Wirtschaftsminister Reinhold Mitterlehner will Innovationen forcieren und KMU stärker einbeziehen. Das ACR-Netzwerk als „ausgelagerte“ Entwicklungsabteilung für KMU begrüßt diese Bestrebungen, KMU qualitativ und quantitativ noch stärker bei ihren Innovationsbestrebungen zu unterstützen.
Der Anfang Februar veröffentlichte Innovationsanzeiger der Europäischen Union bestätigt, dass Österreich im ersten Drittel der innovativsten Länder Europas liegt, zeigt jedoch für Wirtschaftsminister Reinhold Mitterlehner auch Handlungsbedarf auf: "Die internationale Konkurrenz verschärft sich gerade im Innovationssektor, daher dürfen wir hier nicht auf der Stelle treten, sondern müssen weitere Anstrengungen setzen. Umso wichtiger ist es, dass wir beim jetzt notwendigen Sparpaket die Zukunftsbereiche Forschung und Entwicklung ausnehmen. Hier sind weiterhin effiziente Investitionen notwendig, um unsere Wettbewerbsfähigkeit nachhaltig zu sichern", betont Mitterlehner in einer Aussendung.

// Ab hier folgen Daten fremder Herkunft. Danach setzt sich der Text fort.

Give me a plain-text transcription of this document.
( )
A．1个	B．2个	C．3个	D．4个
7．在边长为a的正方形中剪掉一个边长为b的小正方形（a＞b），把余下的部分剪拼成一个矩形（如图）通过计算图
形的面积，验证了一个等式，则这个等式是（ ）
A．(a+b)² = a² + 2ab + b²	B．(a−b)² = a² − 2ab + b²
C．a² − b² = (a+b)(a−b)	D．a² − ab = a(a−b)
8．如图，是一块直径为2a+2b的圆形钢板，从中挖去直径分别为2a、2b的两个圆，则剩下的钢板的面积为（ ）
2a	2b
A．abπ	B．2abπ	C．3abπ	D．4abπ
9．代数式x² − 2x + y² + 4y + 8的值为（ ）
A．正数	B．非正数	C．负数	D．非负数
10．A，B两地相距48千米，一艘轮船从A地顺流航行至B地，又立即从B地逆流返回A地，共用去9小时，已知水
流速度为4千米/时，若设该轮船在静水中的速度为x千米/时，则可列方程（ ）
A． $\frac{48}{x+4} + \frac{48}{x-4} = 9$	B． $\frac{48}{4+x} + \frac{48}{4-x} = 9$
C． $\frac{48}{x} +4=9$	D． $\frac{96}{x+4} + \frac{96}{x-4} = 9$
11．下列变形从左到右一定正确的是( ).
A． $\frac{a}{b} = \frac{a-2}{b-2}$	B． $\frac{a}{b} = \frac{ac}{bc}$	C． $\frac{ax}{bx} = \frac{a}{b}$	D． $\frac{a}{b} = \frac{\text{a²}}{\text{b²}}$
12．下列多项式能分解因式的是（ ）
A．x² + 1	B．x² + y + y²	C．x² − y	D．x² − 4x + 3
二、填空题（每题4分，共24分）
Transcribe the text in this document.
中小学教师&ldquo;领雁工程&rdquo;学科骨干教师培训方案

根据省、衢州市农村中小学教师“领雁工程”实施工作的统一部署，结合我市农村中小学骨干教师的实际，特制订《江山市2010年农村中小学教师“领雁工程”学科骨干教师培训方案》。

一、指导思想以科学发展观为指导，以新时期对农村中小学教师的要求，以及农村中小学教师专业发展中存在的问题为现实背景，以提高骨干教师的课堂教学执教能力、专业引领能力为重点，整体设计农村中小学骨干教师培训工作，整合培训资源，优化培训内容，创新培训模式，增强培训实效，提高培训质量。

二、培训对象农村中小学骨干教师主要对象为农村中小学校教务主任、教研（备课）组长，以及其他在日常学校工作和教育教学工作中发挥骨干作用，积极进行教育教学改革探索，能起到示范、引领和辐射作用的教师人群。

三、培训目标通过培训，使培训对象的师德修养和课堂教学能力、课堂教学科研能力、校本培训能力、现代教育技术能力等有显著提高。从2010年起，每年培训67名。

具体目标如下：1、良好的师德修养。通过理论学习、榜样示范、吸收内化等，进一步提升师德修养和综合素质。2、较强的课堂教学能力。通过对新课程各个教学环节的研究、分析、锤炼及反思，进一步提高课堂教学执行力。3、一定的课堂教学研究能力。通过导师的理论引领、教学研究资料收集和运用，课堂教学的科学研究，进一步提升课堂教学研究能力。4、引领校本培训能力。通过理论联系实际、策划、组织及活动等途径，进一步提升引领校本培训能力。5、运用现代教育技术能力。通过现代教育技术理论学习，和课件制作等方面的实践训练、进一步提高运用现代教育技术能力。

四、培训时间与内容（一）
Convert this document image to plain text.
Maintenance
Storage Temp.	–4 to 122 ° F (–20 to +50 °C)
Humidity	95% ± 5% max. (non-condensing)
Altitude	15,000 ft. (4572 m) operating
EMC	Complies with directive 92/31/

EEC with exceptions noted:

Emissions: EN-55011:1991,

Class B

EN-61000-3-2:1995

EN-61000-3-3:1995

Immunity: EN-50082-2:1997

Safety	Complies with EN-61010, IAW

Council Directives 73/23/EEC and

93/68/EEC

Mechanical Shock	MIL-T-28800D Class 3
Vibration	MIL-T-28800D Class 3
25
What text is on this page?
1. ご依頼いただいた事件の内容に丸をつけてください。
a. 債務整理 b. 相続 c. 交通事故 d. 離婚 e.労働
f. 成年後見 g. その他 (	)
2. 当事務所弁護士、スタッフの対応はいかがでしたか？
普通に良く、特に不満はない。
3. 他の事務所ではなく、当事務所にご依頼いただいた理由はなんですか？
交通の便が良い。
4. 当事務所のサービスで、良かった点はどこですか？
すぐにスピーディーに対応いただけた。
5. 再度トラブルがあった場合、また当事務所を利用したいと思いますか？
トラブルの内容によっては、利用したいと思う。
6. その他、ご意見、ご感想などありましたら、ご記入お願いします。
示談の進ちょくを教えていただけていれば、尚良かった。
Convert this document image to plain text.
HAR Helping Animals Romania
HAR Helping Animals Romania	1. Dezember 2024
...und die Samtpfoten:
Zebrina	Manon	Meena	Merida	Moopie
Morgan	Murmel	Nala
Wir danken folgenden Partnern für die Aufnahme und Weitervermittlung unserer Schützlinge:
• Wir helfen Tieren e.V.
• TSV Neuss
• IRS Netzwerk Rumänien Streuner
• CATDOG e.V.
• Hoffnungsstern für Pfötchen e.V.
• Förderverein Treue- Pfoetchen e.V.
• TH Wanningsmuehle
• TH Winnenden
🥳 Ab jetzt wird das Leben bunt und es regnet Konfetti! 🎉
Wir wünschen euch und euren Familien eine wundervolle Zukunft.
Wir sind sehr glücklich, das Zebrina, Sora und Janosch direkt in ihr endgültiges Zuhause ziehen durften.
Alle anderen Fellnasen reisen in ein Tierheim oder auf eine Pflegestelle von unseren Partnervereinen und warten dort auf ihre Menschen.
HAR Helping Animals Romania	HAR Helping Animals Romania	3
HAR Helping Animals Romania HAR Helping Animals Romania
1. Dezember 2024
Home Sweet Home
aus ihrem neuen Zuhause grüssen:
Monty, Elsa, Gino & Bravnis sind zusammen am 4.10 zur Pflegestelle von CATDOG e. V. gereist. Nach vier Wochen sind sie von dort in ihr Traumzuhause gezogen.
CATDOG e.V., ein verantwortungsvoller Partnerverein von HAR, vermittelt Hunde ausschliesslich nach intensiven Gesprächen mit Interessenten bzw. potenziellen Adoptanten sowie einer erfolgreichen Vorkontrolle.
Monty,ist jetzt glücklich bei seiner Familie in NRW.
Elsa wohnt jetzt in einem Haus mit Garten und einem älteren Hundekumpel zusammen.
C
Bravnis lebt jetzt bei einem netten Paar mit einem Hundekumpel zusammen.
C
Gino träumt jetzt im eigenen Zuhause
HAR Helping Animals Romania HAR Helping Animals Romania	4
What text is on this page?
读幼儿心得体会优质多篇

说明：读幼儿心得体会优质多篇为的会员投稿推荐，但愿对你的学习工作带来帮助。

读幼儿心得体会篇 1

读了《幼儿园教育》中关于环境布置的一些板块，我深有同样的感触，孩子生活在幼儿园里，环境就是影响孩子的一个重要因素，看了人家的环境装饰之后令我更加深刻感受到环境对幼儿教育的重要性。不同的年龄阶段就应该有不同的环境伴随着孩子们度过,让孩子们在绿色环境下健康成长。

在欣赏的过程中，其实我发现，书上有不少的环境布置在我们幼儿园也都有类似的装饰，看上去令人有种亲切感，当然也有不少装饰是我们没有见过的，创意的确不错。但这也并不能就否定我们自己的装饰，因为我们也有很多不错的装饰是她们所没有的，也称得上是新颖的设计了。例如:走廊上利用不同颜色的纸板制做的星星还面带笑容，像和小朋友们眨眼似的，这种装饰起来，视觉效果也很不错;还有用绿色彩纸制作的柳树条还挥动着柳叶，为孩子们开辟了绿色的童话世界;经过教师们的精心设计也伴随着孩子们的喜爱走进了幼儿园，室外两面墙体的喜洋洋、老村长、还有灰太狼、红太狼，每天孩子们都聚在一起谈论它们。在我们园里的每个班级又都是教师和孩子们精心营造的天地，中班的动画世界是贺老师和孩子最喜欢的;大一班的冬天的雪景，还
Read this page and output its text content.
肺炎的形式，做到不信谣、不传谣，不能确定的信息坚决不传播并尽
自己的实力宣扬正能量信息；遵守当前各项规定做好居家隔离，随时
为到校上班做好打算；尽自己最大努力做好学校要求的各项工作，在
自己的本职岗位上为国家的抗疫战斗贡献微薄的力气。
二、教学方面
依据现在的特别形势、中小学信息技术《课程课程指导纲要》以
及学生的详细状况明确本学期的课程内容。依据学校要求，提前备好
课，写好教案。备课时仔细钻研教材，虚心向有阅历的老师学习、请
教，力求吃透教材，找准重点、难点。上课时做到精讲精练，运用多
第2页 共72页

"Unser Ziel, langfristig Innovation Leader werden zu wollen, ist weiterhin aufrecht", so Mitterlehner weiter. Um den Aufstieg vom derzeit achten Platz im Ranking in die Gruppe der innovativsten Länder der EU zu schaffen, setze insbesondere die FTI-Strategie der Bundesregierung die richtigen Schwerpunkte. "Mit der stärkeren quantitativen und qualitativen Einbeziehung der kleinen und mittleren Unternehmen sind wir auf dem richtigen Weg. Daher wollen wir die Zahl jener Betriebe, die systematisch F&E betreiben, durch gezielte Anreize weiter erhöhen", so Mitterlehner.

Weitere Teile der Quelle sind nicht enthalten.